Le Conseil de la Concurrence est l’autorité chargée du respect des règles gouvernant la concurrence entre entreprises au Luxembourg, et de l’émission de sanctions en cas d’atteinte à ces règles . La hausse continue des amendes infligées et[1], la médiatisation accrue de ces sanctions dissuade davantage les pratiques anticoncurrentielles. Le Conseil de la Concurrence va même jusqu’à surveiller des comportements anticoncurrentiels adoptés par les quelques entreprises tirant avantage de la pandémie[2].

Comme tous les secteurs sont concernés[3], il est indispensable de s’intéresser à la mission (I), ainsi qu’à l’éventail des prérogatives (II) de cette autorité administrative puissante, qui coexiste avec les juridictions traditionnelles.
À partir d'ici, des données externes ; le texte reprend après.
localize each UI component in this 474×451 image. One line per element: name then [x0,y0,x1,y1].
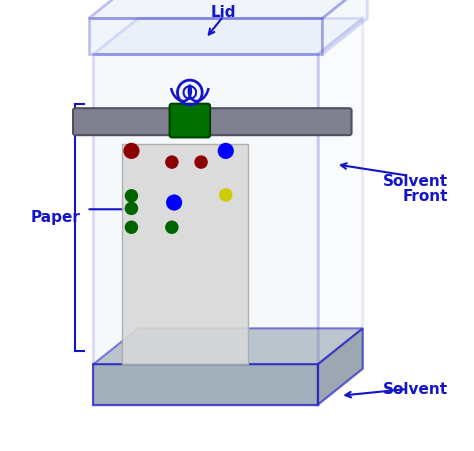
Circle shape [125,202,138,216]
Circle shape [194,156,208,170]
Circle shape [123,143,139,160]
Circle shape [125,221,138,235]
Polygon shape [89,19,322,55]
Circle shape [165,221,179,235]
Text: Solvent: Solvent [383,173,448,188]
FancyBboxPatch shape [170,105,210,138]
Polygon shape [322,0,367,55]
FancyBboxPatch shape [73,109,352,136]
Circle shape [219,189,233,202]
Circle shape [165,156,179,170]
Polygon shape [93,55,318,405]
Polygon shape [93,329,363,364]
Text: Lid: Lid [211,5,236,20]
Polygon shape [89,0,367,19]
Bar [122,145,248,364]
Polygon shape [93,19,363,55]
Text: Solvent: Solvent [383,382,448,396]
Text: Paper: Paper [30,209,80,224]
Polygon shape [318,19,363,405]
Polygon shape [318,329,363,405]
Circle shape [166,195,182,211]
Circle shape [125,189,138,203]
Text: Front: Front [402,189,448,204]
Bar [93,364,318,405]
Circle shape [218,143,234,160]
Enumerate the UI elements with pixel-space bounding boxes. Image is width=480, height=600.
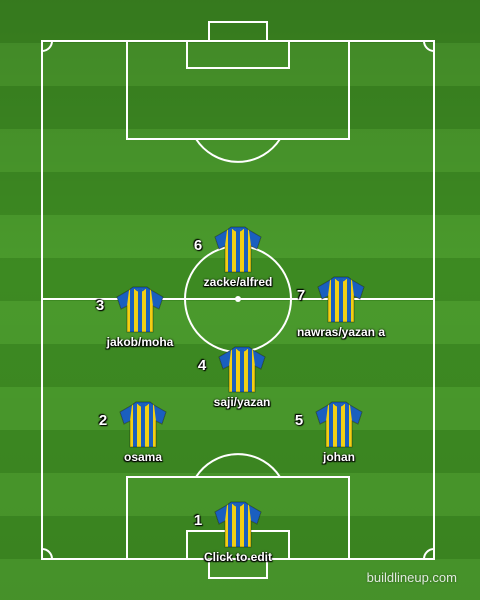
corner-arc-bottom-left: [41, 548, 53, 560]
player-name: johan: [323, 450, 355, 464]
player-name: saji/yazan: [213, 395, 271, 409]
jersey-icon: [217, 345, 267, 393]
jersey-icon: [115, 285, 165, 333]
corner-arc-top-left: [41, 40, 53, 52]
jersey-icon: [316, 275, 366, 323]
player-name: osama: [123, 450, 163, 464]
player-number: 3: [95, 297, 105, 314]
player-number: 7: [296, 287, 306, 304]
player-7[interactable]: 7 nawras/yazan a: [276, 275, 406, 339]
player-number: 5: [294, 412, 304, 429]
center-spot: [235, 296, 241, 302]
player-3[interactable]: 3 jakob/moha: [75, 285, 205, 349]
player-6[interactable]: 6 zacke/alfred: [173, 225, 303, 289]
bottom-penalty-arc: [195, 453, 281, 478]
player-number: 6: [193, 237, 203, 254]
top-goal-area: [186, 40, 290, 69]
jersey-icon: [118, 400, 168, 448]
player-name: zacke/alfred: [203, 275, 273, 289]
player-number: 1: [193, 512, 203, 529]
player-name: Click to edit: [203, 550, 272, 564]
bottom-goal: [208, 558, 268, 579]
player-name: jakob/moha: [106, 335, 174, 349]
player-4[interactable]: 4 saji/yazan: [177, 345, 307, 409]
player-2[interactable]: 2 osama: [78, 400, 208, 464]
player-name: nawras/yazan a: [296, 325, 386, 339]
jersey-icon: [314, 400, 364, 448]
jersey-icon: [213, 500, 263, 548]
jersey-icon: [213, 225, 263, 273]
top-goal: [208, 21, 268, 42]
top-penalty-arc: [195, 138, 281, 163]
player-number: 4: [197, 357, 207, 374]
player-number: 2: [98, 412, 108, 429]
site-watermark[interactable]: buildlineup.com: [366, 570, 457, 585]
corner-arc-top-right: [423, 40, 435, 52]
player-5[interactable]: 5 johan: [274, 400, 404, 464]
top-penalty-area: [126, 40, 350, 140]
corner-arc-bottom-right: [423, 548, 435, 560]
player-1[interactable]: 1 Click to edit: [173, 500, 303, 564]
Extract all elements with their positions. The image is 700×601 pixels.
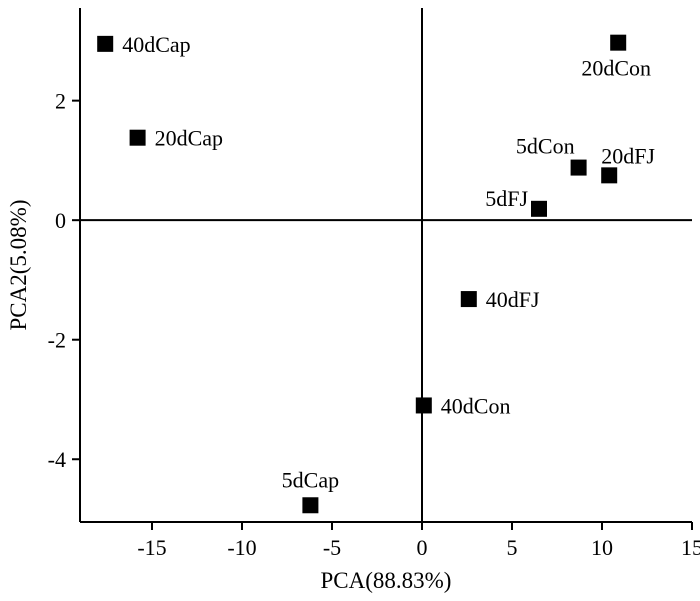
data-point-label: 5dCon (516, 134, 575, 159)
x-axis-title: PCA(88.83%) (321, 568, 452, 593)
x-tick-label: -15 (137, 535, 166, 560)
data-point-marker (460, 291, 477, 308)
data-point-marker (415, 397, 432, 414)
data-point-marker (601, 167, 618, 184)
x-tick-label: 10 (591, 535, 613, 560)
data-point-label: 5dCap (282, 467, 339, 492)
y-tick-label: -4 (48, 447, 66, 472)
data-point-label: 40dFJ (486, 287, 540, 312)
data-points (97, 34, 627, 514)
x-axis-ticks: -15 -10 -5 0 5 10 15 (137, 522, 700, 560)
x-tick-label: -5 (323, 535, 341, 560)
y-axis-ticks: -4 -2 0 2 (48, 89, 80, 472)
reference-lines (80, 8, 692, 522)
data-point-marker (302, 497, 319, 514)
x-tick-label: 15 (681, 535, 700, 560)
data-point-marker (97, 35, 114, 52)
data-point-marker (570, 159, 587, 176)
data-point-label: 5dFJ (485, 186, 528, 211)
y-tick-label: 2 (55, 89, 66, 114)
y-tick-label: -2 (48, 328, 66, 353)
data-point-marker (610, 34, 627, 51)
point-labels: 40dCap 20dCap 20dCon 5dCon 20dFJ 5dFJ 40dFJ 40d… (122, 32, 655, 492)
data-point-label: 20dCap (155, 126, 223, 151)
y-axis-title: PCA2(5.08%) (6, 200, 31, 331)
plot-frame (79, 8, 692, 523)
data-point-label: 20dCon (581, 56, 651, 81)
x-tick-label: -10 (227, 535, 256, 560)
x-tick-label: 5 (507, 535, 518, 560)
y-tick-label: 0 (55, 208, 66, 233)
x-tick-label: 0 (417, 535, 428, 560)
data-point-marker (129, 129, 146, 146)
data-point-label: 20dFJ (601, 143, 655, 168)
data-point-label: 40dCap (122, 32, 190, 57)
data-point-marker (531, 200, 547, 217)
data-point-label: 40dCon (441, 393, 511, 418)
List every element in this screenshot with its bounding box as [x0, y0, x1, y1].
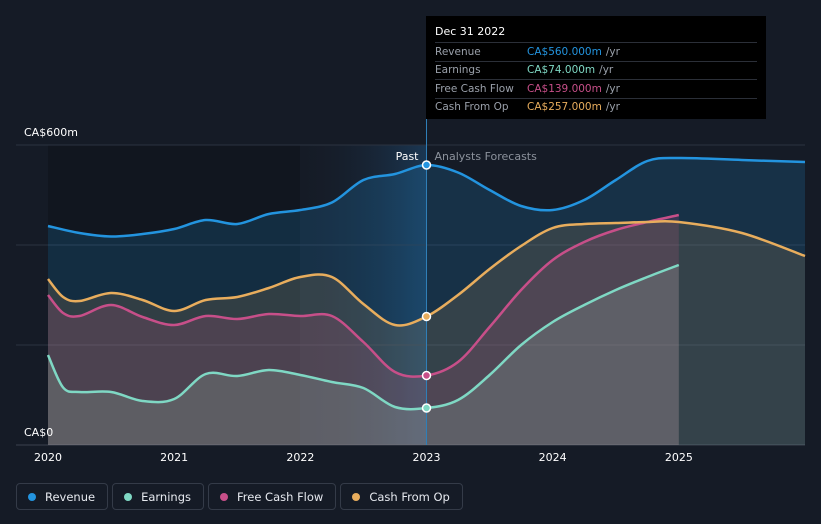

I. Champ d’action du Conseil de la Concurrence

Contrôle du respect des règles de la concurrence au Luxembourg

Le Conseil de la Concurrence est exclusivement compétent pour intervenir en cas de non-respect des règles de la libre concurrence au Luxembourg.

Les protagonistes du droit de la concurrence sont les entreprises, définies par la jurisprudence comme  « toute entité exerçant une activité économique, indépendamment du statut juridique de cette entité et de son modèle de financement ». Ainsi, une commune est par exemple susceptible d’être qualifiée d’entreprise au sens du droit de la concurrence en raison de l’activité économique exercée à travers ses services communaux.

La notion de pratique anticoncurrentielle est à distinguer de la notion voisine de concurrence déloyale. Ces deux concepts diffèrent désormais[4], alors que la victime d’une pratique anticoncurrentielle est l’entreprise concurrente et un acte de concurrence déloyale fait préjudice au consommateur lui-même (notamment son induction en erreur par la pratique déloyale mise en œuvre par une entreprise en situation de concurrence[5]).

Le Conseil est saisi, lorsque la pratique litigieuse affecte le territoire du Luxembourg (en partie ou intégralement). Une pratique anticoncurrentielle qui s’élèverait au niveau européen tombe sous le contrôle de la Commission européenne.

Contrôle déclenché par une infraction au droit de la concurrence

Le Conseil de la Concurrence a pour mission de veiller à l’application des articles 3 et 5 de la Loi ainsi que celle des articles 101 et 102 du Traité sur le Fonctionnement de l’Union européenne (« TFUE »).

  • L’article 3 de la Loi, par reprise de l’article 101 TFUE en droit luxembourgeois, interdit les ententes entre entreprises qui ont pour objet ou pour effet de fausser ou de restreindre la concurrence au sein du marché intérieur.
  • L’article 5 de la Loi, par reprise de l’article 102 TFUE en droit luxembourgeois, interdit à une entreprise en position dominante d’utiliser cette position pour adopter des pratiques qui auraient pour objectif d’exploiter ses consommateurs (abus d’exploitation) ou d’exclure du marché ses concurrents (abus d’éviction). Selon la jurisprudence de la Cour de Justice de l’Union Européenne (« CJUE»), une part de marché de plus de 50% crée une présomption de position dominante.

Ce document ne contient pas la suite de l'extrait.